Коммунисты - Луи Арагон
В камере они сидели вчетвером. Третий был Додольф. Ученик-горняк из Острикура. Старший из семерых ребят в семье. Отец не мог уже работать — ревматизм скрутил. Додольф все время спал. Говорил, что хочет выспаться загодя. Перед чем выспаться? А четвертый?.. Его в компанию не принимали… скользкий субъект. Понятно, почему его к ним посадили. По его словам, он из Абвиля. Возможно. И в Абвиле тоже водится всякая пакость. — Любопытно, кого назначают к отправке? — спросил Нестор. Откуда Элуа было знать? Они оба предпочитали остаться в Лоосе: у них не было охоты путешествовать. И что за фрукт этот капитан, который вызывал их одного за другим и пытался выведать все сведения? Он-то и назначает, кого отправлять.
— Уж и въедливый! Ну, да и я не дурак.
Нестор за словом в карман не лез и рад был почесать язык насчет капитана. От капитана он перешел на полицейских вообще. И при этом покосился на абвильского жителя. Еще не родился на свет тот полицейский, который бы его, Нестора, заставил сказать лишнее. И за что только им деньги платят! Постой… я тебе не рассказывал, какой со мной был случай?

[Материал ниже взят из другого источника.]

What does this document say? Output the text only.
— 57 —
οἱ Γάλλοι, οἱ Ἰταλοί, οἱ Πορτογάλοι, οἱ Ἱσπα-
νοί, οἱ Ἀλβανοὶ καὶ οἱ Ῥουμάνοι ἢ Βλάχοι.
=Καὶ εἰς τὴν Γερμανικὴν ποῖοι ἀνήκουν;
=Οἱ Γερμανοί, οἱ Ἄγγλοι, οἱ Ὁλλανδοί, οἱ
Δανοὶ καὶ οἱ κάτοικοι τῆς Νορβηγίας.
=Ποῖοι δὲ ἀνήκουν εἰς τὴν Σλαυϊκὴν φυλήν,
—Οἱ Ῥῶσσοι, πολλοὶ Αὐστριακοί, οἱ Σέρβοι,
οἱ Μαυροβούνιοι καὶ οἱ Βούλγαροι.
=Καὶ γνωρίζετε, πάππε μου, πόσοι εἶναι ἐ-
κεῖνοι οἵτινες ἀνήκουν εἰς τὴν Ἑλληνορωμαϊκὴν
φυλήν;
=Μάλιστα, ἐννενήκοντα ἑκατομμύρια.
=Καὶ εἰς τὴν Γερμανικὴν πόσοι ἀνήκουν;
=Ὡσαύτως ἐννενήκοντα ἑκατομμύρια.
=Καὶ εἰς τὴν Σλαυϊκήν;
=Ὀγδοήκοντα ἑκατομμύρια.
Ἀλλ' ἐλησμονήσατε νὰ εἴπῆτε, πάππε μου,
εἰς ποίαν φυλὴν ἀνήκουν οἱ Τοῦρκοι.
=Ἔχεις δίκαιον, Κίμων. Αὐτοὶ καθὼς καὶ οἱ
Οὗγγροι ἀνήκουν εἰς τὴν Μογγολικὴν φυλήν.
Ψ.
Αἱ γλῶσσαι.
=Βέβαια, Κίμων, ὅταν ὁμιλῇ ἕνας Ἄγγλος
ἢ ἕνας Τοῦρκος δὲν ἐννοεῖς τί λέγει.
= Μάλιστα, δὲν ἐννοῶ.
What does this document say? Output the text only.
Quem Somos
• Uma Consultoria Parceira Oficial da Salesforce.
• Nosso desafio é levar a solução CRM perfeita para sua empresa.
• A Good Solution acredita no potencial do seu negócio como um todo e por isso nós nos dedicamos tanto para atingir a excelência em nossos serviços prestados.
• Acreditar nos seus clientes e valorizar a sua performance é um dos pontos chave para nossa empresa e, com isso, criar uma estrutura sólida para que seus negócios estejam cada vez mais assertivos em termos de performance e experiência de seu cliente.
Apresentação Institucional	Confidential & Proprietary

Когда Нестор рассказывает, в рассказе принимают участие и лицо его, и руки, и ноги. Ему пятьдесят лет, и морщинки у него не только от привычки хитро прищуриваться. Однако их не заметно, они точно скрытая усмешка притаились по уголкам глаз и губ, у переносицы; но стоит ему отмочить что-нибудь или поддеть кого-нибудь — они тут как тут! Сам он точно и ни при чем, только морщинки смеются за него. Да в глазах озорные огоньки. Может, он и не очень красив, ну, да тут все одинаково хороши, небриты с… страшно сказать, с каких пор!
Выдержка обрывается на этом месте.